At every 1000th time step of the kMC simulation, we extract the total energy, atomistic configuration, and total root mean square vacancy displacement relative to the original vacancy position (and accounting for the system periodicity). We further examine solute atom clusters defined as a connected set of solute atoms, i.e. solute atoms that share one or more near-neighbor with other solute atoms in the same cluster. A minimum cluster size of 6 solute atoms was selected because smaller clusters were found to be very prone to frequent cycles of formation and dissolution. The energies of selected solute atom clusters were recomputed using both DFT and NNP16 by extracting the cluster geometries from the 1728-atom cell, embedding them in periodic 108-atom FCC \(3\times 3\times 3\) cubic supercells with all other atoms being Al, and minimizing the total energy.

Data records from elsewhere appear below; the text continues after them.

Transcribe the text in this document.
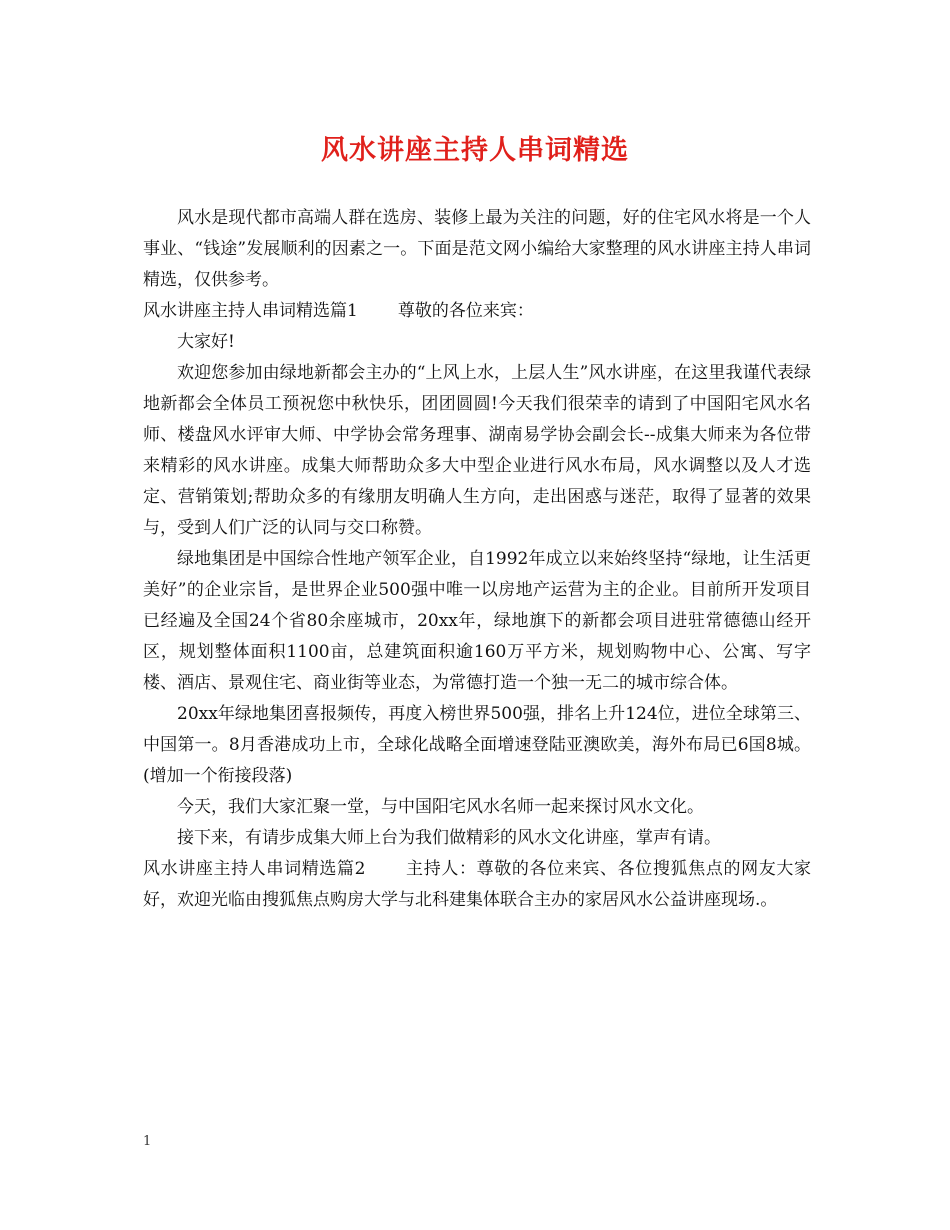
风水讲座主持人串词精选

风水是现代都市高端人群在选房、装修上最为关注的问题，好的住宅风水将是一个人事业、“钱途”发展顺利的因素之一。下面是范文网小编给大家整理的风水讲座主持人串词精选，仅供参考。

风水讲座主持人串词精选篇1 尊敬的各位来宾：

大家好!

欢迎您参加由绿地新都会主办的“上风上水，上层人生”风水讲座，在这里我谨代表绿地新都会全体员工预祝您中秋快乐，团团圆圆!今天我们很荣幸的请到了中国阳宅风水名师、楼盘风水评审大师、中学协会常务理事、湖南易学协会副会长--成集大师来为各位带来精彩的风水讲座。成集大师帮助众多大中型企业进行风水布局，风水调整以及人才选定、营销策划;帮助众多的有缘朋友明确人生方向，走出困惑与迷茫，取得了显著的效果与，受到人们广泛的认同与交口称赞。

绿地集团是中国综合性地产领军企业，自1992年成立以来始终坚持“绿地，让生活更美好”的企业宗旨，是世界企业500强中唯一以房地产运营为主的企业。目前所开发项目已经遍及全国24个省80余座城市，20xx年，绿地旗下的新都会项目进驻常德德山经开区，规划整体面积1100亩，总建筑面积逾160万平方米，规划购物中心、公寓、写字楼、酒店、景观住宅、商业街等业态，为常德打造一个独一无二的城市综合体。

20xx年绿地集团喜报频传，再度入榜世界500强，排名上升124位，进位全球第三、中国第一。8月香港成功上市，全球化战略全面增速登陆亚澳欧美，海外布局已6国8城。(增加一个衔接段落)

今天，我们大家汇聚一堂，与中国阳宅风水名师一起来探讨风水文化。

接下来，有请步成集大师上台为我们做精彩的风水文化讲座，掌声有请。

风水讲座主持人串词精选篇2 主持人：尊敬的各位来宾、各位搜狐焦点的网友大家好，欢迎光临由搜狐焦点购房大学与北科建集体联合主办的家居风水公益讲座现场.。

1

The shape and volume of the FCC supercell were kept fixed at the bulk Al FCC values. The cluster formation energy was then calculated as the cluster energy relative to the solid solution energy as

$$\begin{aligned}{} & {} E^{\text {F}}(\text {Mg}_{x}\text {Si}_{y})_\text {Al} = E(\text {Mg}_{x}\text {Si}_{y}\text {Al}_{N-x-y})\nonumber \\{} & {} -(N-x-y)E^{\text {F}}_{\text {Al}}-xE^{\text {F}}_{\text {Mg}_{\text {Al}}}-yE^{\text {F}}_{\text {Si}_{\text {Al}}} \end{aligned}$$
(2)

where

$$ E_{{{\text{Si}}_{{{\text{Al}}}} }}^{{\text{F}}} = {\text{ }}E({\text{SiAl}}_{{N - 1}} ) - (N - 1)E_{{{\text{Al}}}}^{{\text{F}}} {\text{ }} $$
(3)
$$ E_{{{\text{Mg}}_{{{\text{Al}}}} }}^{{\text{F}}} = {\text{ }}E({\text{MgAl}}_{{N - 1}} ) - (N - 1)E_{{{\text{Al}}}}^{{\text{F}}} $$
(4)

with \(N = 108\) and \(E(\text {Mg}_{x}\text {Si}_{y}\text {Al}_{N-x-y})\) the total energy of the 108-atom FCC supercell containing x Mg and y Si atoms. Negative values of the cluster formation energy thus indicate increasing stability relative to the solid solution state. Below we will make frequent comparisons of NNP and DFT formation energies to further support quantitative application of the NNP for natural aging.